Acapulco, Gro., a 13 de abril del 2026.- Mientras en el Congreso local su voz es prácticamente un eco perdido en el vacío legislativo, en las mesas de apuestas parece que la diputada local de Morena, Violeta Martínez Pacheco, encontró finalmente un espacio donde sí participa… y con entusiasmo.
La legisladora fue exhibida en redes sociales apostando en un conocido casino ubicado sobre la Costera Miguel Alemán, aunque —fiel a su discreto desempeño político— intentó pasar desapercibida utilizando un cubrebocas. Sin embargo, no fue su estrategia sanitaria lo que llamó la atención, sino las prolongadas horas que, según denunciantes, pasó frente a las máquinas y mesas de juego.

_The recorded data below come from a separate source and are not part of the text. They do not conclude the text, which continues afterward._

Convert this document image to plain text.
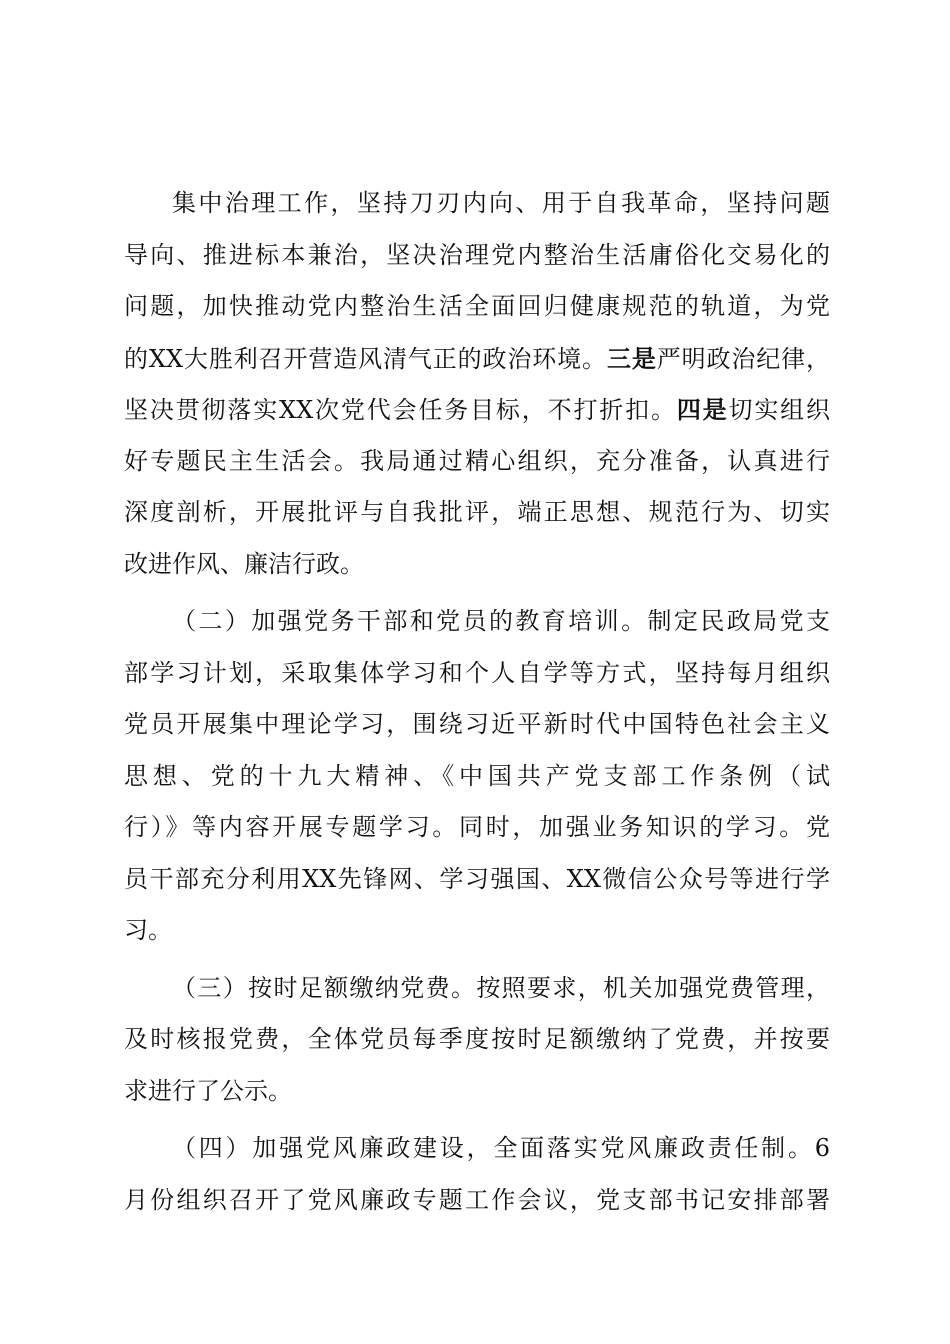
集中治理工作，坚持刀刃内向、用于自我革命，坚持问题
导向、推进标本兼治，坚决治理党内整治生活庸俗化交易化的
问题，加快推动党内整治生活全面回归健康规范的轨道，为党
的XX大胜利召开营造风清气正的政治环境。三是严明政治纪律，
坚决贯彻落实XX次党代会任务目标，不打折扣。四是切实组织
好专题民主生活会。我局通过精心组织，充分准备，认真进行
深度剖析，开展批评与自我批评，端正思想、规范行为、切实
改进作风、廉洁行政。
（二）加强党务干部和党员的教育培训。制定民政局党支
部学习计划，采取集体学习和个人自学等方式，坚持每月组织
党员开展集中理论学习，围绕习近平新时代中国特色社会主义
思想、党的十九大精神、《中国共产党支部工作条例（试
行）》等内容开展专题学习。同时，加强业务知识的学习。党
员干部充分利用XX先锋网、学习强国、XX微信公众号等进行学
习。
（三）按时足额缴纳党费。按照要求，机关加强党费管理，
及时核报党费，全体党员每季度按时足额缴纳了党费，并按要
求进行了公示。
（四）加强党风廉政建设，全面落实党风廉政责任制。6
月份组织召开了党风廉政专题工作会议，党支部书记安排部署
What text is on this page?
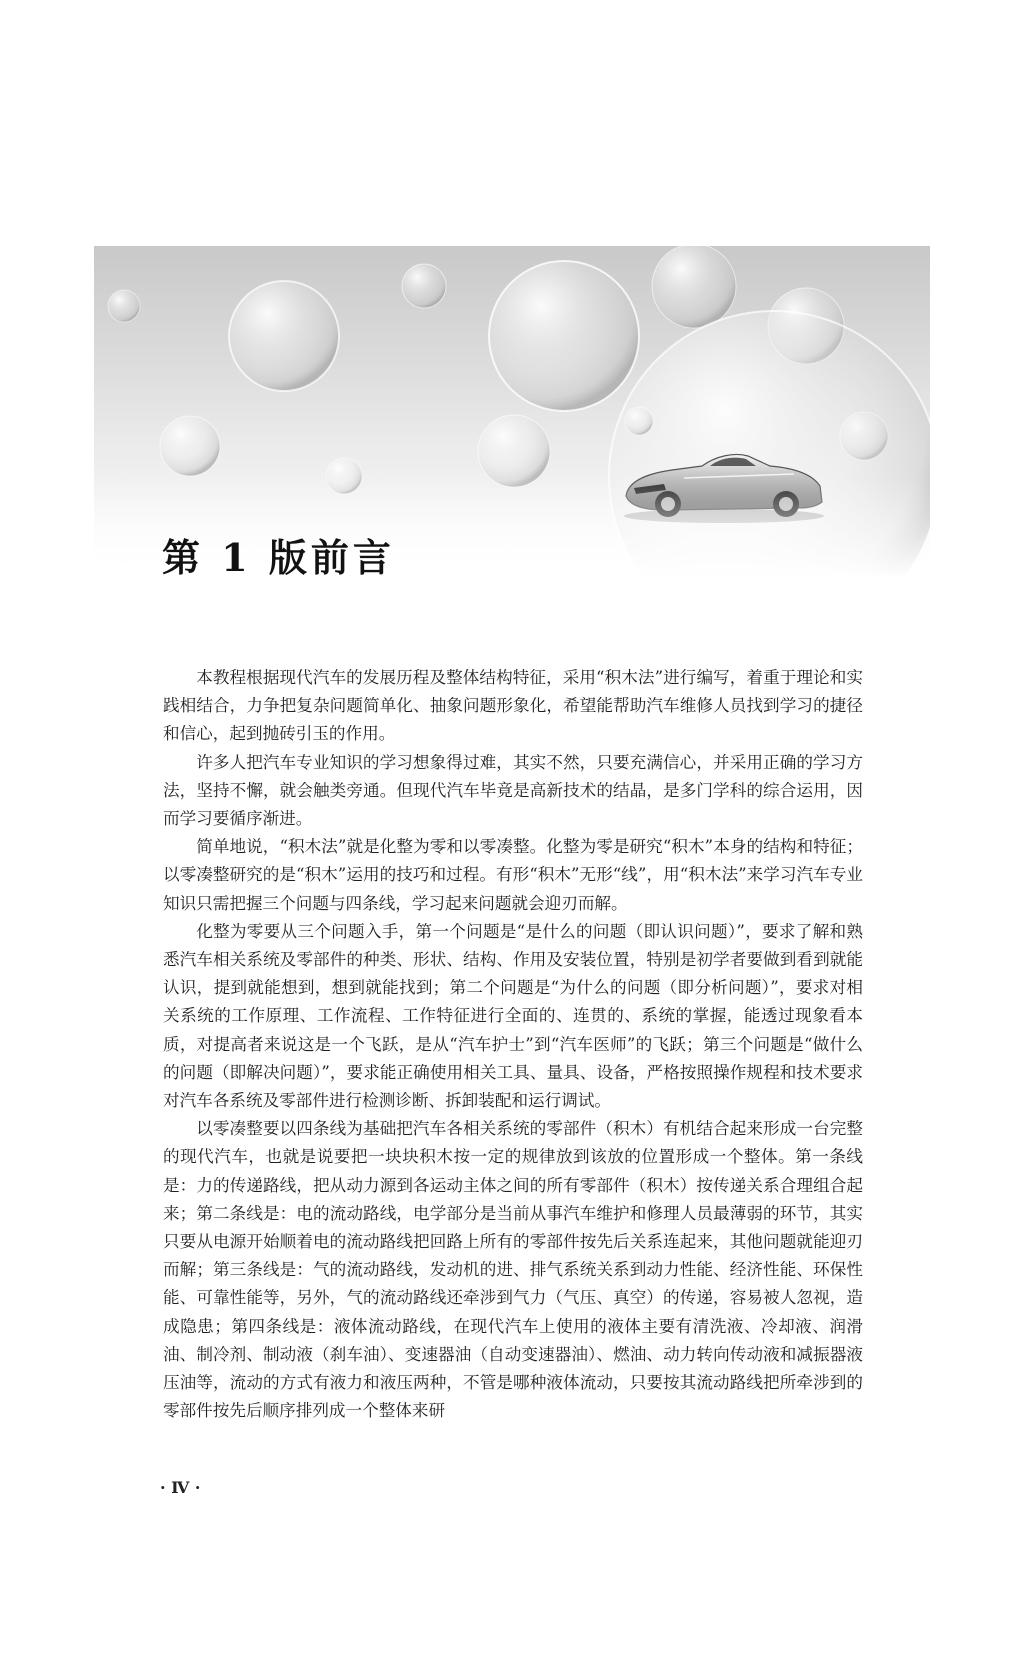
第 1 版前言

本教程根据现代汽车的发展历程及整体结构特征，采用“积木法”进行编写，着重于理论和实践相结合，力争把复杂问题简单化、抽象问题形象化，希望能帮助汽车维修人员找到学习的捷径和信心，起到抛砖引玉的作用。

许多人把汽车专业知识的学习想象得过难，其实不然，只要充满信心，并采用正确的学习方法，坚持不懈，就会触类旁通。但现代汽车毕竟是高新技术的结晶，是多门学科的综合运用，因而学习要循序渐进。

简单地说，“积木法”就是化整为零和以零凑整。化整为零是研究“积木”本身的结构和特征；以零凑整研究的是“积木”运用的技巧和过程。有形“积木”无形“线”，用“积木法”来学习汽车专业知识只需把握三个问题与四条线，学习起来问题就会迎刃而解。

化整为零要从三个问题入手，第一个问题是“是什么的问题（即认识问题）”，要求了解和熟悉汽车相关系统及零部件的种类、形状、结构、作用及安装位置，特别是初学者要做到看到就能认识，提到就能想到，想到就能找到；第二个问题是“为什么的问题（即分析问题）”，要求对相关系统的工作原理、工作流程、工作特征进行全面的、连贯的、系统的掌握，能透过现象看本质，对提高者来说这是一个飞跃，是从“汽车护士”到“汽车医师”的飞跃；第三个问题是“做什么的问题（即解决问题）”，要求能正确使用相关工具、量具、设备，严格按照操作规程和技术要求对汽车各系统及零部件进行检测诊断、拆卸装配和运行调试。

以零凑整要以四条线为基础把汽车各相关系统的零部件（积木）有机结合起来形成一台完整的现代汽车，也就是说要把一块块积木按一定的规律放到该放的位置形成一个整体。第一条线是：力的传递路线，把从动力源到各运动主体之间的所有零部件（积木）按传递关系合理组合起来；第二条线是：电的流动路线，电学部分是当前从事汽车维护和修理人员最薄弱的环节，其实只要从电源开始顺着电的流动路线把回路上所有的零部件按先后关系连起来，其他问题就能迎刃而解；第三条线是：气的流动路线，发动机的进、排气系统关系到动力性能、经济性能、环保性能、可靠性能等，另外，气的流动路线还牵涉到气力（气压、真空）的传递，容易被人忽视，造成隐患；第四条线是：液体流动路线，在现代汽车上使用的液体主要有清洗液、冷却液、润滑油、制冷剂、制动液（刹车油）、变速器油（自动变速器油）、燃油、动力转向传动液和减振器液压油等，流动的方式有液力和液压两种，不管是哪种液体流动，只要按其流动路线把所牵涉到的零部件按先后顺序排列成一个整体来研

· Ⅳ ·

Martínez Pacheco, quien arrastra la etiqueta de ser una de las diputadas más improductivas de la LXIV Legislatura debido a su escasa participación en tribuna y debates, parece haber cambiado el recinto parlamentario por el azar de los dados. Y es que, mientras en el Congreso pocos recuerdan su última intervención, en el casino su presencia no pasó inadvertida por mucho tiempo.
Ciudadanos de Acapulco no tardaron en reaccionar. Las críticas no solo apuntaron a su afición por el juego, sino al contraste con su responsabilidad pública: un salario que (según señalamientos) alcanza los 350 mil pesos mensuales, cifra que algunos elevan hasta los 450 mil considerando prestaciones, pero que no se refleja en trabajo legislativo ni en recorridos por el distrito local 6 que representa.
“Para el distrito no hay tiempo, pero para el casino sí”, reprocharon acapulqueños en redes sociales, evidenciando el creciente malestar por representantes populares que parecen más activos en espacios de entretenimiento que en el cumplimiento de sus funciones.
La pregunta que flota en el ambiente, entre fichas, cartas y críticas ciudadanas, es inevitable: ¿alcanza ese salario para apostar largas jornadas… o también para apostar por el olvido de sus obligaciones públicas?